1641557229 39 Top 15 things that are universally asshole moves people are

13. A 250g baguette

This is often the reference index for globalizing the increase in the cost of living, and for good reason, a baguette cost 68 cents in 2002 and is closer to 90 cents today. The loose if you eat bread every day. You lose €6.82 in 1 month.

Contrary to popular belief, the price of baguettes has not soared since the changeover to the euro. The figures of…

Posted by Le Figaro on Tuesday, November 16, 2021

14. An apartment: price doubled in 20 years

No need to refer to the euro, it’s been since the 90s that inflation has doubled or even tripled the price of a Parisian rent.

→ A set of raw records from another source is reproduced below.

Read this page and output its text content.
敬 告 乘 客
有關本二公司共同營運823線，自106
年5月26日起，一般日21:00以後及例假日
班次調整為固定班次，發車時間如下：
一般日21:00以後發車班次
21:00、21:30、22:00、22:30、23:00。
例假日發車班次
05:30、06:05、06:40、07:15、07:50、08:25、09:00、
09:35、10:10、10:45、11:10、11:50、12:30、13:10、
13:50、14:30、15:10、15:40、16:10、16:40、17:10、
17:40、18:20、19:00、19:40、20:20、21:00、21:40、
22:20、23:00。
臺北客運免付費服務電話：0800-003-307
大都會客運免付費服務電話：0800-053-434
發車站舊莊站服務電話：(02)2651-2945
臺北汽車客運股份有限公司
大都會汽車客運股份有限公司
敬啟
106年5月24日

It has nothing to do with the euro but it still hurts the heart.

Top 13 of the first names of French cities it

15. The hourly minimum wage (gross): €6.83 in 2002 and €11.07 in 2022

How’s it going to party the smicards? We don’t bother you too much with all the money you make. Tin but really me it scandalizes me while Bernard Arnault in 2017 he only earned 3 million euros per hour. It was fucking deserved.